The Raun Tree
The Raun Tree is the brainchild of Dom Coyote and its collaboration between some really outstanding musicians. There’s Dom Coyote himself, BAFTA winning song writer Emily Barker, Nat Butler and Adrian Acolatse (the rhythm section for Mercury Prize Winner Speech Debelle). Plus, a unique set design has been developed by renowned theatre designer Michael Vale. We wanted to know more about The Raun Tree, so we asked Dom a few questions…
The Raun Tree is described as somewhere between a gig and a piece of theatre. Can you tell us how you’ve combined the elements of music, storytelling and theatre and what the audience can expect to see?
I have always played in bands and I have always made theatre. For as long as I can remember. I used to see them as quite separate parts of my life. I spent several brilliant years working with Kneehigh theatre. I sang and performed and played in the band and it shaped the work I make as a lead artist. When I finished a 7 month run of Don Jon in 2009 as singer and storyteller, Battersea Arts Centre invited me to apply for a grant for musician/theatre makers. I applied and was successful. This was the turning point when I realised I could combine the two. I could write stories and turn them into songs, create landscapes through music, and turn a stage full of instruments into strange worlds.
The Raun Tree is fundamentally a gig, but one which tells a story. I am the frontman of the band, but I’m also narrator, using song more than spoken word, but really speaking to the audience so that hopefully they follow the whole tale. The music also tells the story, from the choices we make, the dynamics and melodies, we support the story and create the landscape. The other thing that is vital to the show is the stage set, designed by the brilliant designer/director, Michael Vale. Wooden ladders, lightbulbs and breeze blocks are positioned in such a way that they become a completely new place for musicians to perform. Everything works together to let the audience’s imagination run away with them.
Is the show based on a specific fairytale?
No, the story comes from an early childhood memory of mine. When I was a little boy, I used to climb the tree in my back garden and read until the sun went down. I used to day dream that the tree might swallow me up and inside there would be a strange world waiting for me. The Raun Tree is that fantasy retold and reinvented. But it’s a distorted reflection from me as an adult, looking back at that memory. It is an ode to childhood, a lament for innocence and nostalgia.
Who created the piece? Was this devised between all of the group?

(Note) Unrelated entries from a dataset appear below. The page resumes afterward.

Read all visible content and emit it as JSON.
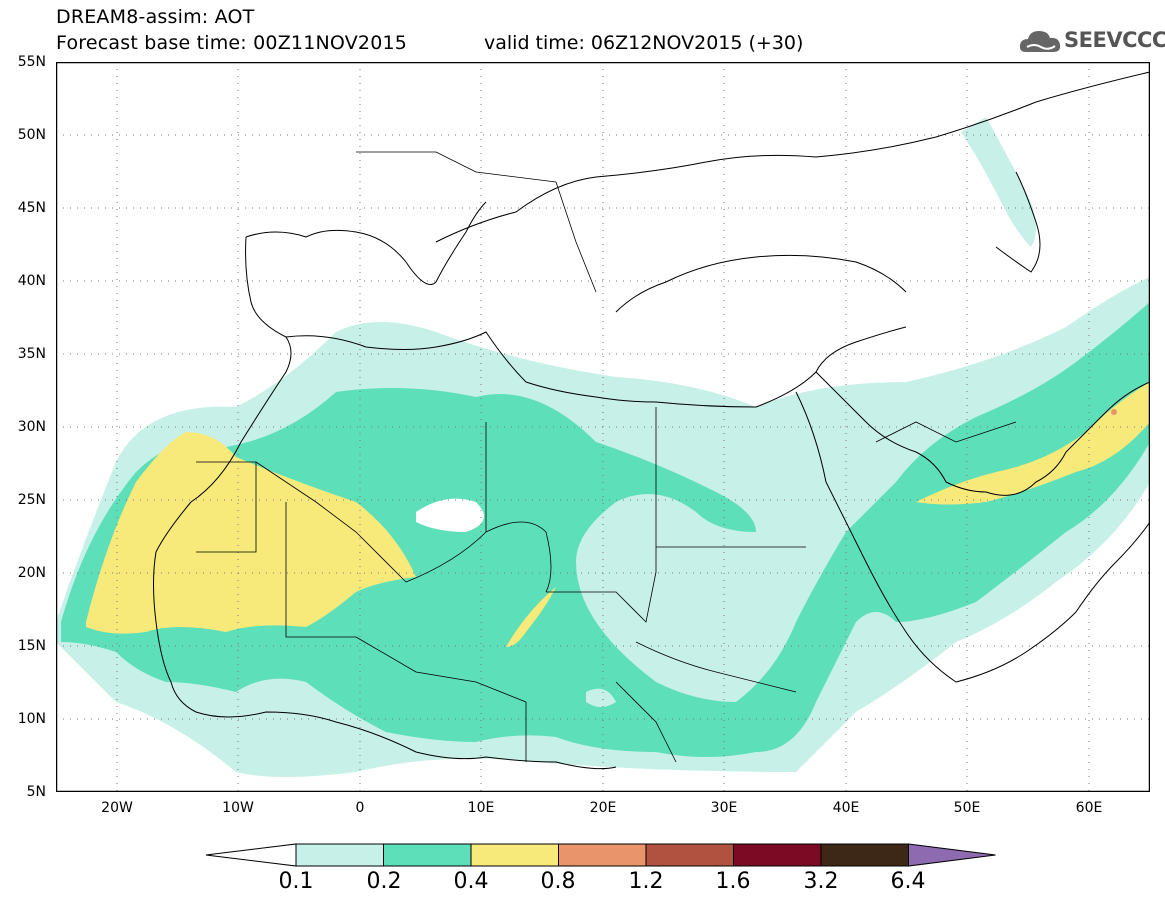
{
  "header": {
    "title_line1": "DREAM8-assim: AOT",
    "title_line2": "Forecast base time: 00Z11NOV2015",
    "valid_time": "valid time: 06Z12NOV2015 (+30)",
    "logo_text": "SEEVCCC"
  },
  "map": {
    "lat_labels": [
      "55N",
      "50N",
      "45N",
      "40N",
      "35N",
      "30N",
      "25N",
      "20N",
      "15N",
      "10N",
      "5N"
    ],
    "lon_labels": [
      "20W",
      "10W",
      "0",
      "10E",
      "20E",
      "30E",
      "40E",
      "50E",
      "60E"
    ],
    "lon_range": [
      -25,
      65
    ],
    "lat_range": [
      5,
      55
    ],
    "grid": "dotted"
  },
  "colorbar": {
    "labels": [
      "0.1",
      "0.2",
      "0.4",
      "0.8",
      "1.2",
      "1.6",
      "3.2",
      "6.4"
    ],
    "colors": [
      "#ffffff",
      "#c7f0e8",
      "#5ddfba",
      "#f7e97a",
      "#e9946a",
      "#b0523f",
      "#7d0a25",
      "#3d2716",
      "#8e6ab0"
    ]
  }
}
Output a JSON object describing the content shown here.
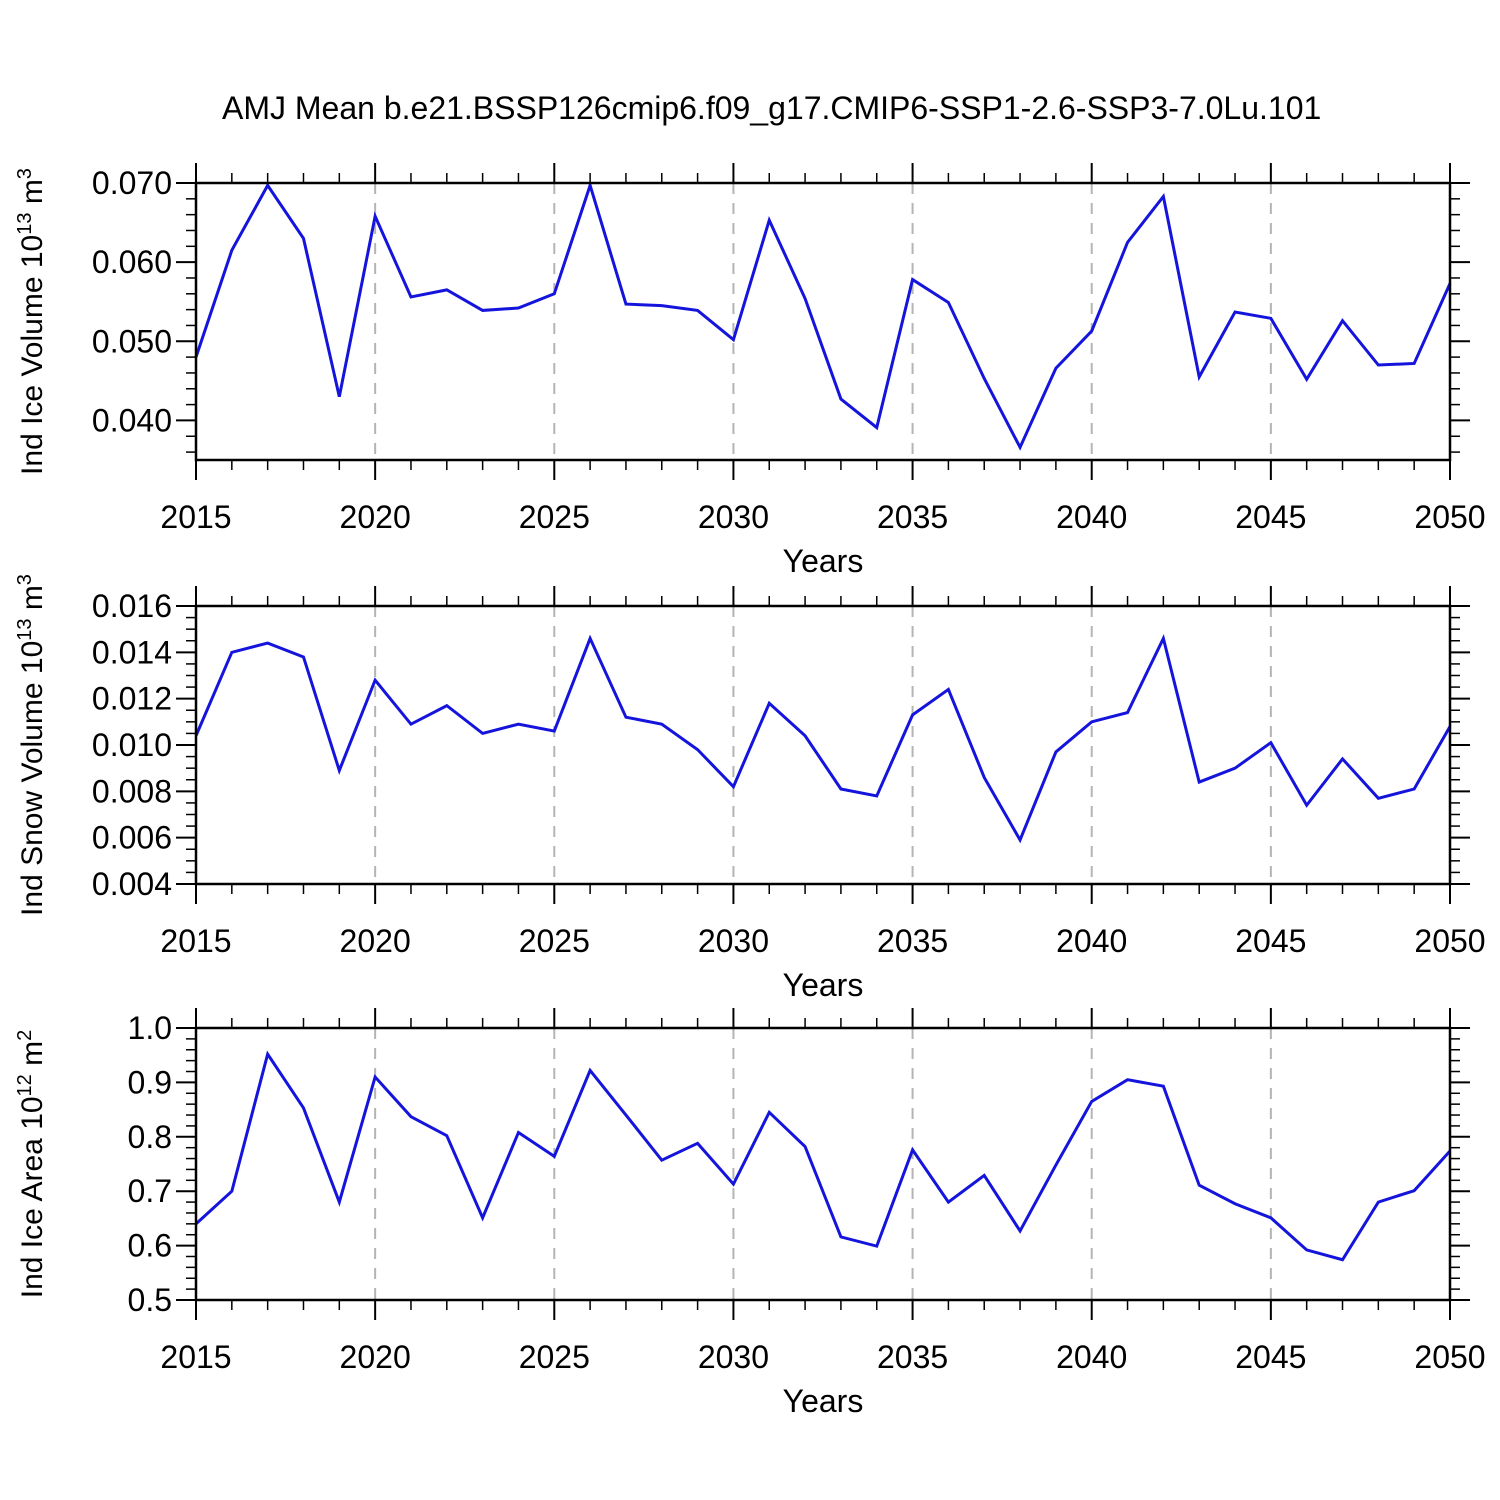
{
  "title": "AMJ Mean b.e21.BSSP126cmip6.f09_g17.CMIP6-SSP1-2.6-SSP3-7.0Lu.101",
  "chart_data": {
    "type": "line",
    "xlabel": "Years",
    "x_range": [
      2015,
      2050
    ],
    "x_years": [
      2015,
      2016,
      2017,
      2018,
      2019,
      2020,
      2021,
      2022,
      2023,
      2024,
      2025,
      2026,
      2027,
      2028,
      2029,
      2030,
      2031,
      2032,
      2033,
      2034,
      2035,
      2036,
      2037,
      2038,
      2039,
      2040,
      2041,
      2042,
      2043,
      2044,
      2045,
      2046,
      2047,
      2048,
      2049,
      2050
    ],
    "x_major_ticks": [
      2015,
      2020,
      2025,
      2030,
      2035,
      2040,
      2045,
      2050
    ],
    "x_tick_labels": [
      "2015",
      "2020",
      "2025",
      "2030",
      "2035",
      "2040",
      "2045",
      "2050"
    ],
    "x_gridlines": [
      2020,
      2025,
      2030,
      2035,
      2040,
      2045
    ],
    "grid_on": true,
    "legend": "none",
    "line_color": "#1414dc",
    "grid_color": "#b4b4b4",
    "axis_color": "#000000",
    "panels": [
      {
        "id": "ind-ice-volume",
        "ylabel_text": "Ind Ice Volume 10^13 m^3",
        "ylabel_parts": [
          {
            "t": "Ind Ice Volume 10"
          },
          {
            "t": "13",
            "sup": true
          },
          {
            "t": " m"
          },
          {
            "t": "3",
            "sup": true
          }
        ],
        "ylim": [
          0.035,
          0.07
        ],
        "y_ticks": [
          {
            "v": 0.07,
            "label": "0.070"
          },
          {
            "v": 0.06,
            "label": "0.060"
          },
          {
            "v": 0.05,
            "label": "0.050"
          },
          {
            "v": 0.04,
            "label": "0.040"
          }
        ],
        "y_minor_step": 0.002,
        "values": [
          0.048,
          0.0615,
          0.0697,
          0.063,
          0.043,
          0.0658,
          0.0556,
          0.0565,
          0.0539,
          0.0542,
          0.056,
          0.0697,
          0.0547,
          0.0545,
          0.0539,
          0.0502,
          0.0653,
          0.0554,
          0.0427,
          0.0391,
          0.0578,
          0.0549,
          0.0453,
          0.0366,
          0.0466,
          0.0513,
          0.0625,
          0.0683,
          0.0455,
          0.0537,
          0.0529,
          0.0452,
          0.0526,
          0.047,
          0.0472,
          0.0573
        ]
      },
      {
        "id": "ind-snow-volume",
        "ylabel_text": "Ind Snow Volume 10^13 m^3",
        "ylabel_parts": [
          {
            "t": "Ind Snow Volume 10"
          },
          {
            "t": "13",
            "sup": true
          },
          {
            "t": " m"
          },
          {
            "t": "3",
            "sup": true
          }
        ],
        "ylim": [
          0.004,
          0.016
        ],
        "y_ticks": [
          {
            "v": 0.016,
            "label": "0.016"
          },
          {
            "v": 0.014,
            "label": "0.014"
          },
          {
            "v": 0.012,
            "label": "0.012"
          },
          {
            "v": 0.01,
            "label": "0.010"
          },
          {
            "v": 0.008,
            "label": "0.008"
          },
          {
            "v": 0.006,
            "label": "0.006"
          },
          {
            "v": 0.004,
            "label": "0.004"
          }
        ],
        "y_minor_step": 0.0005,
        "values": [
          0.0104,
          0.014,
          0.0144,
          0.0138,
          0.0089,
          0.0128,
          0.0109,
          0.0117,
          0.0105,
          0.0109,
          0.0106,
          0.0146,
          0.0112,
          0.0109,
          0.0098,
          0.0082,
          0.0118,
          0.0104,
          0.0081,
          0.0078,
          0.0113,
          0.0124,
          0.0086,
          0.0059,
          0.0097,
          0.011,
          0.0114,
          0.0146,
          0.0084,
          0.009,
          0.0101,
          0.0074,
          0.0094,
          0.0077,
          0.0081,
          0.0108
        ]
      },
      {
        "id": "ind-ice-area",
        "ylabel_text": "Ind Ice Area 10^12 m^2",
        "ylabel_parts": [
          {
            "t": "Ind Ice Area 10"
          },
          {
            "t": "12",
            "sup": true
          },
          {
            "t": " m"
          },
          {
            "t": "2",
            "sup": true
          }
        ],
        "ylim": [
          0.5,
          1.0
        ],
        "y_ticks": [
          {
            "v": 1.0,
            "label": "1.0"
          },
          {
            "v": 0.9,
            "label": "0.9"
          },
          {
            "v": 0.8,
            "label": "0.8"
          },
          {
            "v": 0.7,
            "label": "0.7"
          },
          {
            "v": 0.6,
            "label": "0.6"
          },
          {
            "v": 0.5,
            "label": "0.5"
          }
        ],
        "y_minor_step": 0.02,
        "values": [
          0.64,
          0.7,
          0.952,
          0.853,
          0.68,
          0.91,
          0.837,
          0.802,
          0.651,
          0.808,
          0.764,
          0.922,
          0.84,
          0.757,
          0.788,
          0.713,
          0.845,
          0.782,
          0.616,
          0.599,
          0.776,
          0.68,
          0.729,
          0.627,
          0.748,
          0.865,
          0.905,
          0.893,
          0.711,
          0.677,
          0.651,
          0.592,
          0.574,
          0.68,
          0.701,
          0.774
        ]
      }
    ]
  }
}
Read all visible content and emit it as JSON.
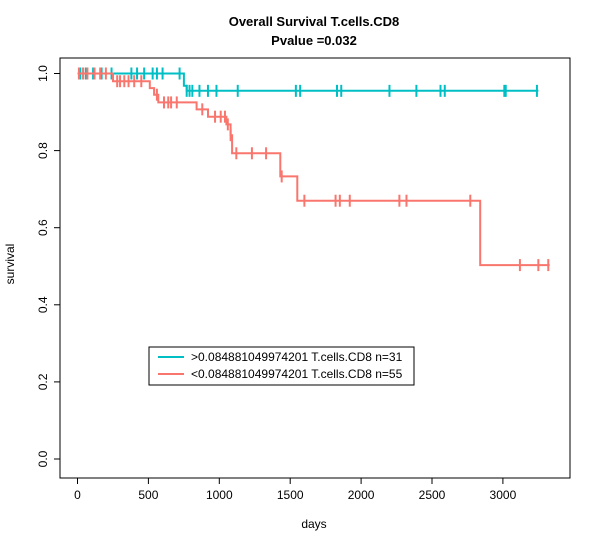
{
  "chart_data": {
    "type": "line",
    "title": "Overall Survival T.cells.CD8",
    "subtitle": "Pvalue =0.032",
    "xlabel": "days",
    "ylabel": "survival",
    "xlim": [
      0,
      3350
    ],
    "ylim": [
      0,
      1.0
    ],
    "xticks": [
      0,
      500,
      1000,
      1500,
      2000,
      2500,
      3000
    ],
    "yticks": [
      0.0,
      0.2,
      0.4,
      0.6,
      0.8,
      1.0
    ],
    "xtick_labels": [
      "0",
      "500",
      "1000",
      "1500",
      "2000",
      "2500",
      "3000"
    ],
    "ytick_labels": [
      "0.0",
      "0.2",
      "0.4",
      "0.6",
      "0.8",
      "1.0"
    ],
    "grid": false,
    "legend_position": "bottom-left",
    "series": [
      {
        "name": ">0.084881049974201 T.cells.CD8 n=31",
        "color": "#00BFC4",
        "steps": [
          [
            0,
            1.0
          ],
          [
            750,
            1.0
          ],
          [
            750,
            0.968
          ],
          [
            770,
            0.968
          ],
          [
            770,
            0.955
          ],
          [
            3250,
            0.955
          ]
        ],
        "censor_x": [
          20,
          40,
          60,
          110,
          170,
          240,
          380,
          420,
          470,
          530,
          560,
          600,
          720,
          770,
          790,
          810,
          860,
          920,
          980,
          1130,
          1540,
          1570,
          1830,
          1860,
          2200,
          2390,
          2560,
          2590,
          3010,
          3020,
          3240
        ]
      },
      {
        "name": "<0.084881049974201 T.cells.CD8 n=55",
        "color": "#F8766D",
        "steps": [
          [
            0,
            1.0
          ],
          [
            250,
            1.0
          ],
          [
            250,
            0.98
          ],
          [
            510,
            0.98
          ],
          [
            510,
            0.962
          ],
          [
            540,
            0.962
          ],
          [
            540,
            0.945
          ],
          [
            570,
            0.945
          ],
          [
            570,
            0.925
          ],
          [
            840,
            0.925
          ],
          [
            840,
            0.907
          ],
          [
            920,
            0.907
          ],
          [
            920,
            0.888
          ],
          [
            1050,
            0.888
          ],
          [
            1050,
            0.868
          ],
          [
            1080,
            0.868
          ],
          [
            1080,
            0.84
          ],
          [
            1090,
            0.84
          ],
          [
            1090,
            0.793
          ],
          [
            1430,
            0.793
          ],
          [
            1430,
            0.733
          ],
          [
            1550,
            0.733
          ],
          [
            1550,
            0.67
          ],
          [
            2840,
            0.67
          ],
          [
            2840,
            0.503
          ],
          [
            3330,
            0.503
          ]
        ],
        "censor_x": [
          10,
          40,
          70,
          120,
          160,
          200,
          280,
          300,
          330,
          360,
          400,
          450,
          560,
          610,
          640,
          660,
          700,
          880,
          970,
          1010,
          1040,
          1060,
          1080,
          1120,
          1230,
          1330,
          1440,
          1600,
          1820,
          1850,
          1920,
          2270,
          2320,
          2770,
          3120,
          3250,
          3320
        ]
      }
    ]
  }
}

The piece was written and devised by myself, designed and directed by Michael and then we arranged all the music as a band. I spent two years making the work, first through some scratches at BAC, where I worked with various actors and musicians, trying different ideas out. I also spent hours on end in the little attic room at BAC that you can only reach through the rafters. I would make huge loops of harmonies with my voice and a loop station and then loop up lots of instruments. Over this I would freestyle lyrics and songs and record all of this. That’s how the story started to emerge, through improvisation and freestyle.
If you could describe in a nutshell why people should see this show, what would you say?
It’s very hard to answer this myself, so I’m going to let Emma Rice of Kneehigh Theatre do that instead!
“Dom Coyote knocks my socks off! With the voice of a fallen, urban angel he takes us to heaven and hell. With an extraordinarily talented team this is a visceral song cycle for a new generation”. Emma Rice Kneehigh Theatre
Who will enjoy the Raun Tree?
Anyone who likes to be told a story, who can let their imagination run wild, and who loves music. It’s a show for adults and young people, old and young.